Thanks to Ryanair, who will provide almost free flights for those desperate enough to want to check in at 4am, I am accustomed to an airport sleep over. Me and the world’s backpackers. I laughed out loud the first time I saw Stanstead airport after midnight. It turns into an industrial sized dormitory, with thermarests and sleeping bags lined up in orderly fashion along every available wall. Numerous times I have carefully selected a quieter, darker, sneakier spot, only to wake up sharing the bed with 50 others. The really professional air-slumber-party-goers carry eye-mask and ear plugs, courtesy of some airline, but at Paris Orly they were truly a cut above : they were watching tele on their laptops and portable DVD’s.

paris train

So anyway, I arrived home tired and emotional. The cat wasn’t at home. He hadn’t been seen by my house minders for two days. Panic. Just as I’m on the hotline to sympathy sister, he comes slinking in the door looking as fat and content as ever. Then I realise the reason he’s been out: the neighbour’s tom cat has been in and has pissed all over the house. It reeks. Mao not happy, me not happy.

And now to the dogs. Wookie has lost his voice from crying after being tied up 24/7. I appreciated his enthusiasm to see me but this was overshadowed by Babywookie’s absence. Where was my Babywookie? No one had seen him for 5 days.

Could it be that my neighbour’s threats to get rid of any dog of mine not leashed have been realised? According to my neighbour, all dogs are potentially bloodthirsty sheep massacring psychopaths (except his dog). Even the toy poodles that another neighbour keeps are lethal teeth-gnashing werewolves. I’ve tried explaining that in Australia dogs work with sheep and we also employ a concept known as a fence to protect our warm investments.

Another neighbour firmly believes that my over-fed, one year old playful pups are going to kill their goats. Goats: 120kg, Dog: 12kg. Goat: horns. Dog: bark. But forget logic and commonsense. “We know dogs here” I am told. They know maltreated dogs, more like.

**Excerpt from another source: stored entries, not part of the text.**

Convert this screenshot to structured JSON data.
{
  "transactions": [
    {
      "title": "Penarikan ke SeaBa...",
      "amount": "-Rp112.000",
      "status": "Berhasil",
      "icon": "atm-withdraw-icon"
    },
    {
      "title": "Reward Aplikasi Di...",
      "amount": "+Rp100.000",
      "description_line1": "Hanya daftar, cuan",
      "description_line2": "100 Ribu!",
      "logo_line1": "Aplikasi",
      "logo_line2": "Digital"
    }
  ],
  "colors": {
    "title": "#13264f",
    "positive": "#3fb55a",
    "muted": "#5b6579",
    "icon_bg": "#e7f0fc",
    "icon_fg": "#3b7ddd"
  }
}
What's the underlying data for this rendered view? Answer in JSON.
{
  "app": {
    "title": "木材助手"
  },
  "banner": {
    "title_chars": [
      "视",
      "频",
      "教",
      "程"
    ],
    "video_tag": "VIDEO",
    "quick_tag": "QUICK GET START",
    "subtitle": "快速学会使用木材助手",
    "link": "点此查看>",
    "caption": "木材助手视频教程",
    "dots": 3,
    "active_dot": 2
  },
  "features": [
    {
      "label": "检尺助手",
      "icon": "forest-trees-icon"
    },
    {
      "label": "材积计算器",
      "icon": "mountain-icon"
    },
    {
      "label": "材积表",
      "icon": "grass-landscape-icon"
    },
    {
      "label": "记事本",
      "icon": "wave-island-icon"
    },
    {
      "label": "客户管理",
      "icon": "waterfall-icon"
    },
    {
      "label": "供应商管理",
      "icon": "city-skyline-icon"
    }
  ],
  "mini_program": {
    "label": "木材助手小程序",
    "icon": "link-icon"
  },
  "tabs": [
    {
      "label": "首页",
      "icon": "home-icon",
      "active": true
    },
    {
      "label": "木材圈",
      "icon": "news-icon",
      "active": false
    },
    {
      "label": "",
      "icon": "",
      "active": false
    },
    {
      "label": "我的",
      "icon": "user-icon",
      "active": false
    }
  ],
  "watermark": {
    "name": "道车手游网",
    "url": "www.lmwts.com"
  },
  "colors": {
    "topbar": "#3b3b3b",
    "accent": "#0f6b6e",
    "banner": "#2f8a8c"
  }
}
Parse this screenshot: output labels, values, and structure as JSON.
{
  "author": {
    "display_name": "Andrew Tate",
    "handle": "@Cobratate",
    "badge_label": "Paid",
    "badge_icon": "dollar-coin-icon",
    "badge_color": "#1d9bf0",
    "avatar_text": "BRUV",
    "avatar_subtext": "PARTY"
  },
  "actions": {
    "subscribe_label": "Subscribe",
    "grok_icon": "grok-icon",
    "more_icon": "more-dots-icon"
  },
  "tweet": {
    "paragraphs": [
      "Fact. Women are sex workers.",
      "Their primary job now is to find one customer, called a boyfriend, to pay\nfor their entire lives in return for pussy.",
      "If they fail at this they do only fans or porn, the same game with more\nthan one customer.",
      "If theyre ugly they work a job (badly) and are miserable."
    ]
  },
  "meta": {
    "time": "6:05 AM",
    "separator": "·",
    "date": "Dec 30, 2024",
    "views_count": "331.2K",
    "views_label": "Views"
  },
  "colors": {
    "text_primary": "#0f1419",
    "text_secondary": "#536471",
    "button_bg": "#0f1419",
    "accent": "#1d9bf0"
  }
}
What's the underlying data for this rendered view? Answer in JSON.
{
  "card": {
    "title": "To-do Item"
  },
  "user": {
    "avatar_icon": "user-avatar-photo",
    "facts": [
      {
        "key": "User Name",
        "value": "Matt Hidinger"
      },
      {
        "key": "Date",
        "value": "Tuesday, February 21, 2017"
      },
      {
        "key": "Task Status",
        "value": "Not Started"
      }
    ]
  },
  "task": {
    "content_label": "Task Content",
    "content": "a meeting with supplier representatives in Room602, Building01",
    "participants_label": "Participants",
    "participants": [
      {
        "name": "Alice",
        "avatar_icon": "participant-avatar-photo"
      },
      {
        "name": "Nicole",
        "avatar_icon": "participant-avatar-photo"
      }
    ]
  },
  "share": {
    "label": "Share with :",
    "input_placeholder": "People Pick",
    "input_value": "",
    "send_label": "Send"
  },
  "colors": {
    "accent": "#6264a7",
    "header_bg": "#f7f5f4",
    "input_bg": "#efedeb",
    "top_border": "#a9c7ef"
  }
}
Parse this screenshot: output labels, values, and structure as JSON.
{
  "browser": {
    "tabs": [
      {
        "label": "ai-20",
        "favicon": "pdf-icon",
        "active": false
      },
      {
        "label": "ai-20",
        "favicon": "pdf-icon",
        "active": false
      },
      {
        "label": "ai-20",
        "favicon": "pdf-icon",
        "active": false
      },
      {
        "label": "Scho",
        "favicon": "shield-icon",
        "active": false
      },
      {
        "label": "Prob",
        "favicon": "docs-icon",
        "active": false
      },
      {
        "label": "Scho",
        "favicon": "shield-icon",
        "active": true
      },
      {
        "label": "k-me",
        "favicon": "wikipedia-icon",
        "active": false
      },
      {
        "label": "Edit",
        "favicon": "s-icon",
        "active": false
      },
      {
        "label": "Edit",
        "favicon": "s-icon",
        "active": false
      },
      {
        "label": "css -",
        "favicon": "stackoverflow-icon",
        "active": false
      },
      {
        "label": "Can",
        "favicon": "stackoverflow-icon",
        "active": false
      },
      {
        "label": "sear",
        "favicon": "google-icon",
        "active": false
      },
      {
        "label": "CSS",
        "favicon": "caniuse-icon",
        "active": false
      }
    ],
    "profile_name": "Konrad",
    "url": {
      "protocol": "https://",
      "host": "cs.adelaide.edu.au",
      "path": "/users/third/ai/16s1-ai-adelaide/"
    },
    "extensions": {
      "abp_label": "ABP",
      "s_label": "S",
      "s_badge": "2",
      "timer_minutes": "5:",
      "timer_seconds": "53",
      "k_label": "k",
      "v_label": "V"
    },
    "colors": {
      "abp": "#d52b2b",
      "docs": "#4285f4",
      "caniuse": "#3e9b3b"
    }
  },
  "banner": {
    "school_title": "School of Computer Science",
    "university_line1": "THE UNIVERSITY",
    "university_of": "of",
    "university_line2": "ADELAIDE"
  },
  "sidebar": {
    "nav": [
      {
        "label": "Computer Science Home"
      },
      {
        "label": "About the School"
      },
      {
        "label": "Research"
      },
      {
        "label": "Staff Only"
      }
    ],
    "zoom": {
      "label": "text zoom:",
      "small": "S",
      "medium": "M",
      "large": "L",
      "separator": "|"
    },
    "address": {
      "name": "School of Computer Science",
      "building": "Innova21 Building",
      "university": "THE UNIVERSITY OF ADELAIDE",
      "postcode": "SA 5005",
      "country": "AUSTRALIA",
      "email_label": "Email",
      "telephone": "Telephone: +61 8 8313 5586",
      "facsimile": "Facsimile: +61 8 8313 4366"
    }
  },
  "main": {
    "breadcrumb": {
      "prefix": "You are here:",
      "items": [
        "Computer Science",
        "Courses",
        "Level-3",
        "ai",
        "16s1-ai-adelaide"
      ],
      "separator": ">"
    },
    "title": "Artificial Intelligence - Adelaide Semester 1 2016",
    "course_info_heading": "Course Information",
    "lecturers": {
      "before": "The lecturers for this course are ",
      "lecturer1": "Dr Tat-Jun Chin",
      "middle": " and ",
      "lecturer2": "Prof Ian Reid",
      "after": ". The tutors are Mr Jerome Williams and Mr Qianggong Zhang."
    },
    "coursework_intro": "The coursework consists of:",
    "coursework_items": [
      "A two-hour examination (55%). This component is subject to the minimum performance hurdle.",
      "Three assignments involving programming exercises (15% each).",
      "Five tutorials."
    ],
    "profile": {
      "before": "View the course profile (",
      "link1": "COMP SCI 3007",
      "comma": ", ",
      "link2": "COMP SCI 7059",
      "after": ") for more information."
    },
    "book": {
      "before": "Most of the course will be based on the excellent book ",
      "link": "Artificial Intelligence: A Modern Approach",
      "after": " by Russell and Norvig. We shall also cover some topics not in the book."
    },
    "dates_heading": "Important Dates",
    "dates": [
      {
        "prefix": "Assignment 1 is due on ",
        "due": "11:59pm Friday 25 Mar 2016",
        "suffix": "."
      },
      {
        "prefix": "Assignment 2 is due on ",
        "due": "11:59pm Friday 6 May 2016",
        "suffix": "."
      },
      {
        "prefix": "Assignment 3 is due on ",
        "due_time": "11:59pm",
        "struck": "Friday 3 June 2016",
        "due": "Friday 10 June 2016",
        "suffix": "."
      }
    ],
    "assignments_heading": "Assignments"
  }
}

At this moment I can’t help see the significance of the  arrival of two lambs and two goats since my departure a week ago. Coincidence? Or motive?

paris paris

However, as my ex-policeman neighbour  pointed out, you cannot know for sure what you haven’t seen with your own eyes. And there it is. And I’d prefer not to know for sure. I’d prefer to believe he has charmed his way into a nice home a few villages away where they have taken him for an abandoned dog. Now that the truth is subjective, and I can choose what to believe.

Meanwhile I’m trying to occupy myself with the immediate reality. Wookie hasn’t eaten anything for three days. It seems he’s on a hunger strike until his little brother comes back. So I’m tempting him with things formerly forbidden. Cat food, fresh meat, vegemite toast… so far he’s only taken a toffee caramel, which we can’t count as any kind of victory.

I pacify my mind with sweaty hard work. I’m digging a trench down one side of the annexe to seal the lower part of the wall against water. My good neighbours, who are very very good, drop over to see how I’m holding up. We get talking about an overgrown patch of land that is standing between me and fire safety. And wouldn’t you know, they own it. “Want it?” she asks, in that off-hand portuguese way. “For how much?” I ask. And in a nice piece of circular symmetry she wants the same amount as the flight from Paris cost me. Either the flight was very expensive or the land is a bargain. But just like the truth, the value of things is completely subjective.